Presiden Amerika Serikat (AS), Presiden Perancis, Emmanuel Macron, Kanselir Jerman, Angela Merkel dan Perdana Menteri Italia, Paolo Gentiloni untuk pertama kalinya menghadiri KTT tahunan kali ini. Menurut seorang pejabat senior Gedung Putih, pada KTT kali ini, dengan kehadiran untuk pertama kalinya, Presiden AS, Donald Trump dan para pemimpin berencana mengadakan “satu perbahasan yang terus-terang" mengenai dukungan tuan rumah Gedung Putih terhadap peragangan yang “bebas, terbuka dan setara” serta kemungkinan Washington menarik diri dari Perjanjian paris mengenai perubahan iklim .

Selain masalah-masalah tersebutm para pemimpin G7 akan berbahas tentang bentrokan di Ukraina, keamanan maritim, ketahanan pangan dan masalah imigrasi.

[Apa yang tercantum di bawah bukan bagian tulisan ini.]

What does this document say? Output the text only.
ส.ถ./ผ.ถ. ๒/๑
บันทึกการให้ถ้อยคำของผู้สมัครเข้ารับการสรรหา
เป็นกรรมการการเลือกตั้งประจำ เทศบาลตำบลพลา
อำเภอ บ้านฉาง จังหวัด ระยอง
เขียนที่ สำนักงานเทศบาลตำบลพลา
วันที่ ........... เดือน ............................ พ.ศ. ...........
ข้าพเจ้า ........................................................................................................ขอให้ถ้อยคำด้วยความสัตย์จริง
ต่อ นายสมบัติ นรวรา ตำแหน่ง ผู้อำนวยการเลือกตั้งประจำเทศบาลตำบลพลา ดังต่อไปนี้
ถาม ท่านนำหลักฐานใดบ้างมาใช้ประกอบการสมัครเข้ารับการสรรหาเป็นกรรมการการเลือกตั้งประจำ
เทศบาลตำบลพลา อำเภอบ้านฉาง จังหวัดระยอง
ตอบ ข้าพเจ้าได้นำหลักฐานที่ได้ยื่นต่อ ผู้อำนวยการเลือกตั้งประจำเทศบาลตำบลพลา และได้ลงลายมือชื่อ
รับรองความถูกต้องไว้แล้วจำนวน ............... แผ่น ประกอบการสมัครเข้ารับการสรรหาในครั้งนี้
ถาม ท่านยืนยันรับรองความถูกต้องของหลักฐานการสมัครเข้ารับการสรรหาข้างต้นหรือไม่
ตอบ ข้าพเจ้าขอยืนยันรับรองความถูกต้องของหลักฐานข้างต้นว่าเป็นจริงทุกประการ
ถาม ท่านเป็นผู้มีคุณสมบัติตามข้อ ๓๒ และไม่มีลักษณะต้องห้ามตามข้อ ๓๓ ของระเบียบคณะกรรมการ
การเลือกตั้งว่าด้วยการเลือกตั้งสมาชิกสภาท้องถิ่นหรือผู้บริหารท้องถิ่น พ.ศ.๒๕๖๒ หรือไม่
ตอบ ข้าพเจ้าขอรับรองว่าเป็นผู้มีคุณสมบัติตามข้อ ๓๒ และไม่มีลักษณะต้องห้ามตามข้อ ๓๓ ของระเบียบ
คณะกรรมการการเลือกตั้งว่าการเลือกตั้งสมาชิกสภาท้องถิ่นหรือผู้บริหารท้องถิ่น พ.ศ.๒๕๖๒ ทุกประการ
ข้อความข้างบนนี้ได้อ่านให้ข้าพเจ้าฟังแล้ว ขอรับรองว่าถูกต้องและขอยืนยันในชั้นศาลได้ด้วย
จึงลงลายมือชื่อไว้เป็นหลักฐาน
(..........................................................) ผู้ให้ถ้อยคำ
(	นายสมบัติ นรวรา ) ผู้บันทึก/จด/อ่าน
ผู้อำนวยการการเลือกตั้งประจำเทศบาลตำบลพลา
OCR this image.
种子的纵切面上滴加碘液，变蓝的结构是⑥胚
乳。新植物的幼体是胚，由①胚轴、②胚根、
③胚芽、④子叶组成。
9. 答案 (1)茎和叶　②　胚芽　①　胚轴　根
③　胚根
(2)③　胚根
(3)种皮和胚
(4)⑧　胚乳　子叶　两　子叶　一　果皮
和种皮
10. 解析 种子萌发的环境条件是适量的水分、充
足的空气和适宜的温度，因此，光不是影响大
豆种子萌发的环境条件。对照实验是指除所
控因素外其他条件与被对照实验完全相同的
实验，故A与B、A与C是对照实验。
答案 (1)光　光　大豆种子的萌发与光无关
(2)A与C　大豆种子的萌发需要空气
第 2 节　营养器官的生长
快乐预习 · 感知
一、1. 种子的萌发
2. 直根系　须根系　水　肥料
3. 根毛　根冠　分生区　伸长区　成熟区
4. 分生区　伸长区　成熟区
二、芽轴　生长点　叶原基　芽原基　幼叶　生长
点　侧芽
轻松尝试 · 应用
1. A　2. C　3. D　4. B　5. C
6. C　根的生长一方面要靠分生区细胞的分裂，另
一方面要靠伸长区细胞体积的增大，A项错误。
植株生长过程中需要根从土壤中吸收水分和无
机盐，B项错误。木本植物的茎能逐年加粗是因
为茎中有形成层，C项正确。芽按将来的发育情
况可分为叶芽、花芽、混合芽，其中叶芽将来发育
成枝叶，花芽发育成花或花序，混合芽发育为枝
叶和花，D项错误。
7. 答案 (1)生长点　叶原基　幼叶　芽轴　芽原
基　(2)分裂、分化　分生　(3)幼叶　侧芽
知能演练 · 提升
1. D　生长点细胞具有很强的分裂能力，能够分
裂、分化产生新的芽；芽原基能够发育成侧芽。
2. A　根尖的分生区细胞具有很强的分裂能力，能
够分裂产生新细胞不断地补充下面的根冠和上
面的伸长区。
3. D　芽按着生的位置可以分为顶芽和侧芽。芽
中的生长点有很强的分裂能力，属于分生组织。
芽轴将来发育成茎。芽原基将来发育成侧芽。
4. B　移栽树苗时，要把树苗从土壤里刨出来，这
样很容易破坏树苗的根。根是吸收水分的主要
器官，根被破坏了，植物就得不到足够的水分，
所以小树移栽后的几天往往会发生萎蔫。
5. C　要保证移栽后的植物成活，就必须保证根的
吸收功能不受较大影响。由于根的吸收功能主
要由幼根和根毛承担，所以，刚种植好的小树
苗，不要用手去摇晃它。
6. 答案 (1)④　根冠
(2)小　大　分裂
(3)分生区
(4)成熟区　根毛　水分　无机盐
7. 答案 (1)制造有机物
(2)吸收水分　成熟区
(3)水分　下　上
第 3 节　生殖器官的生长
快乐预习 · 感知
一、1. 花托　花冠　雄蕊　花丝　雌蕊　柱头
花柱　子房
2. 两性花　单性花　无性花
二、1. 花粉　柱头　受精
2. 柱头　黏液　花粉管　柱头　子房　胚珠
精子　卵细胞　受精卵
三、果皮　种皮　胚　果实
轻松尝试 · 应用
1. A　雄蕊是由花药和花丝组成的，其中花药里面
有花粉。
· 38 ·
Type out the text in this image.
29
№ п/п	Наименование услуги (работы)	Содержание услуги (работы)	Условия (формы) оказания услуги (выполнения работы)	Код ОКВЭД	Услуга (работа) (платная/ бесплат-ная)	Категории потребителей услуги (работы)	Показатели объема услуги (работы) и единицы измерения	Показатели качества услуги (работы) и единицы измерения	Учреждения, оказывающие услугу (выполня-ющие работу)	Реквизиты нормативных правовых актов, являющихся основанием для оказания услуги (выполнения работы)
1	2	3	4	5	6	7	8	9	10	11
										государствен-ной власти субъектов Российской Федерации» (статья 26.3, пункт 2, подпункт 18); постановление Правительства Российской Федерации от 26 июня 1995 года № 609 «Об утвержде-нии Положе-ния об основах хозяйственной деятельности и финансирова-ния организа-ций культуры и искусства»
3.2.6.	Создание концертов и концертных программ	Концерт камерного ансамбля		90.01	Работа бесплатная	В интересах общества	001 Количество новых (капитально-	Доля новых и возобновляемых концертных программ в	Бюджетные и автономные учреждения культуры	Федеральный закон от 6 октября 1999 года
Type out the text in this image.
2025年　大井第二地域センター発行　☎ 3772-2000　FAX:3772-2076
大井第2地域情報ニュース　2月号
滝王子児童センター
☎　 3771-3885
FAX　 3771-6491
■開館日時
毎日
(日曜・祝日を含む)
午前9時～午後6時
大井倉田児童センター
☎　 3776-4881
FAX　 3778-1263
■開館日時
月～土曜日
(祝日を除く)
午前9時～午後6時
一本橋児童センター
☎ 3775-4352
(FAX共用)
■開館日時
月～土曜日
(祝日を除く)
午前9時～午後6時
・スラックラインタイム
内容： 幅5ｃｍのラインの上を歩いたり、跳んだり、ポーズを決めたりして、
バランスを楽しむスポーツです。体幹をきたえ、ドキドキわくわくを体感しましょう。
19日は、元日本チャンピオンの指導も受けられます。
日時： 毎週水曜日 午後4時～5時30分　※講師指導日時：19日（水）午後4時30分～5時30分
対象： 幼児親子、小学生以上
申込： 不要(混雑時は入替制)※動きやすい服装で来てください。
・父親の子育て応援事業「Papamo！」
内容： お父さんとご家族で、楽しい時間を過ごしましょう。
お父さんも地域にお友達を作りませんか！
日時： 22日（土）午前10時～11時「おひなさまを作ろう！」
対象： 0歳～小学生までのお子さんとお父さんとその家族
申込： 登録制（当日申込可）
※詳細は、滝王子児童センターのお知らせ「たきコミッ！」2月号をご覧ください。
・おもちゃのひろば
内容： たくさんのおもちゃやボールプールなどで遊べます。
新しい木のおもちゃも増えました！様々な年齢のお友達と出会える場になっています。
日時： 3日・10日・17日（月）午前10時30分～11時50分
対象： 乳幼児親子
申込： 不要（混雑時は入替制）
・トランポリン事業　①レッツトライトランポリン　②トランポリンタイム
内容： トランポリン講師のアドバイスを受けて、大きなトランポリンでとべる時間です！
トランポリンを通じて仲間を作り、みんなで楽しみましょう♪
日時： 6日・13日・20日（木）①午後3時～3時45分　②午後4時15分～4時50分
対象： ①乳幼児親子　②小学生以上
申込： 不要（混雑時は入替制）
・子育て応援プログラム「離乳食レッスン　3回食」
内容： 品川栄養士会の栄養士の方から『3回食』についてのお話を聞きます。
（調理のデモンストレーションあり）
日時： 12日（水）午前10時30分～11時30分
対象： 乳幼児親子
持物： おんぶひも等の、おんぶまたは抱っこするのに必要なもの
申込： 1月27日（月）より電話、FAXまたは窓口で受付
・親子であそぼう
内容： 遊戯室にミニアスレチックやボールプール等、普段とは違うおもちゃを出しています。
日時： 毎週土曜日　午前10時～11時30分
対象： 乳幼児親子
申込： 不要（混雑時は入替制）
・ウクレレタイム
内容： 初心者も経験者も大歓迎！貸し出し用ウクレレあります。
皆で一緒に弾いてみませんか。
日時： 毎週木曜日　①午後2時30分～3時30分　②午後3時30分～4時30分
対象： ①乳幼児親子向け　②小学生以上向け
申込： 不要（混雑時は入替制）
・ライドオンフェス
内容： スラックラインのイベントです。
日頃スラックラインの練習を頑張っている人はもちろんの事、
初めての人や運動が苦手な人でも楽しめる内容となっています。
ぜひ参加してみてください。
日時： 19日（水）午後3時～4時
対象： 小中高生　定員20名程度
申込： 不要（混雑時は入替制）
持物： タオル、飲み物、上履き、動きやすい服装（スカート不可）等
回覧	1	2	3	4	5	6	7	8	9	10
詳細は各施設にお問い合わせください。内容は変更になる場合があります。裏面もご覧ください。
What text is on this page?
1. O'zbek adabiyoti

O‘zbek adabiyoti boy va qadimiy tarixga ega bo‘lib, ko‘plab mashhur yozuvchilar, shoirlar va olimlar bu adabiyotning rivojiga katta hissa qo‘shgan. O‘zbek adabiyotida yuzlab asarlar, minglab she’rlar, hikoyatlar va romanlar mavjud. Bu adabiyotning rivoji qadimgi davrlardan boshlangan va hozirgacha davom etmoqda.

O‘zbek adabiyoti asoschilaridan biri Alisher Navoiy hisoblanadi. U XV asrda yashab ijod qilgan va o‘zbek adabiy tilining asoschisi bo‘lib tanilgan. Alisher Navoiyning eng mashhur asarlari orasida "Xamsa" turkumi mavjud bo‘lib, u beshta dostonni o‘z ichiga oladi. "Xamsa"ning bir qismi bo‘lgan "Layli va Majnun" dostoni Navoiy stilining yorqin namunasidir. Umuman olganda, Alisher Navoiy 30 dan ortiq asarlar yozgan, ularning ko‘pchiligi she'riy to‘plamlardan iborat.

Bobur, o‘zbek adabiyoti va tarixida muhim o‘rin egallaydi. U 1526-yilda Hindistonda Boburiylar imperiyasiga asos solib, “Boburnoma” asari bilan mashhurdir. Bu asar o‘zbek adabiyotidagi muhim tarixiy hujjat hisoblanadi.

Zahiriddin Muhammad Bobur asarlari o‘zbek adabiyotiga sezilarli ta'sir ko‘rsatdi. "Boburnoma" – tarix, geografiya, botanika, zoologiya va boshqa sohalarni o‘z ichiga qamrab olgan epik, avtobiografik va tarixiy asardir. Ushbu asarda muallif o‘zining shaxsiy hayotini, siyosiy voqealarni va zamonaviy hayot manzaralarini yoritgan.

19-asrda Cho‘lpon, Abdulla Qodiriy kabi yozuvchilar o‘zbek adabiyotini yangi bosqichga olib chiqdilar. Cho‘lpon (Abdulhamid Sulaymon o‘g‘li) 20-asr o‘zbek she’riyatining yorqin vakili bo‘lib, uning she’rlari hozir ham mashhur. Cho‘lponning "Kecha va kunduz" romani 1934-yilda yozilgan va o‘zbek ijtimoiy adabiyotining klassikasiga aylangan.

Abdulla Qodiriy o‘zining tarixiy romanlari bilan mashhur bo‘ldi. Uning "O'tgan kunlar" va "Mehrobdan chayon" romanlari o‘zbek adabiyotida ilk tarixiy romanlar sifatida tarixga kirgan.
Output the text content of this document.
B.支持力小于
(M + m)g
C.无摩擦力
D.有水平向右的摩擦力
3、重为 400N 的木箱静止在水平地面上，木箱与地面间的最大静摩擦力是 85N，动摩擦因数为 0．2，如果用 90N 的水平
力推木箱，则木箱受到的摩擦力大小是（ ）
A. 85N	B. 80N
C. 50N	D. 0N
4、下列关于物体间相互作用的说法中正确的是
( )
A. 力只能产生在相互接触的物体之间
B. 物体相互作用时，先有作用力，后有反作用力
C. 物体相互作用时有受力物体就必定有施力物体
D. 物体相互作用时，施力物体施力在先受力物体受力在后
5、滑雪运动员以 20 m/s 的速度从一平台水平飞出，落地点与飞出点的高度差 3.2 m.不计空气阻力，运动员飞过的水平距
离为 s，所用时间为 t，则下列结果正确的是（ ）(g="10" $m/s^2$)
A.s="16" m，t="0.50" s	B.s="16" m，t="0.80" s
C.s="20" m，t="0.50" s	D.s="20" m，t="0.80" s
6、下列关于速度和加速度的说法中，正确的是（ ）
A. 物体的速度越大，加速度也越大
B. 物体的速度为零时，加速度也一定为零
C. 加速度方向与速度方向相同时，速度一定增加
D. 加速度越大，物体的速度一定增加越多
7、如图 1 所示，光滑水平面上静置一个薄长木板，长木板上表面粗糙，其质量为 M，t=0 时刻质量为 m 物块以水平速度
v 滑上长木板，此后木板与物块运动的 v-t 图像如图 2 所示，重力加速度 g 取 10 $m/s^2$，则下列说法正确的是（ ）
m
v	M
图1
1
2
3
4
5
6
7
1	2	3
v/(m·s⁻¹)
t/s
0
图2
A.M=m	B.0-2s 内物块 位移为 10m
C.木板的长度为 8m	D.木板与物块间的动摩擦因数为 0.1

Direncanakan, pada Sabtu (27/5), G7 akan mengadakan satu pertemuan untuk berfokus membahas perubahan dan perkembangan di Afrika dengan para pemimpin asal Etiolia, Kenya, Niger, Nigeria dan Tunisia serta para kepala banyak organisasi internasional.

Ketika mengakhiri hari kerja pertama dalam rangka KTT ini, para pemimpin telah mengesahkan satu Pernyataan Bersama tentang perjuangan melawan terorisme dan kekerasan ekstrimis di seluruh dunia.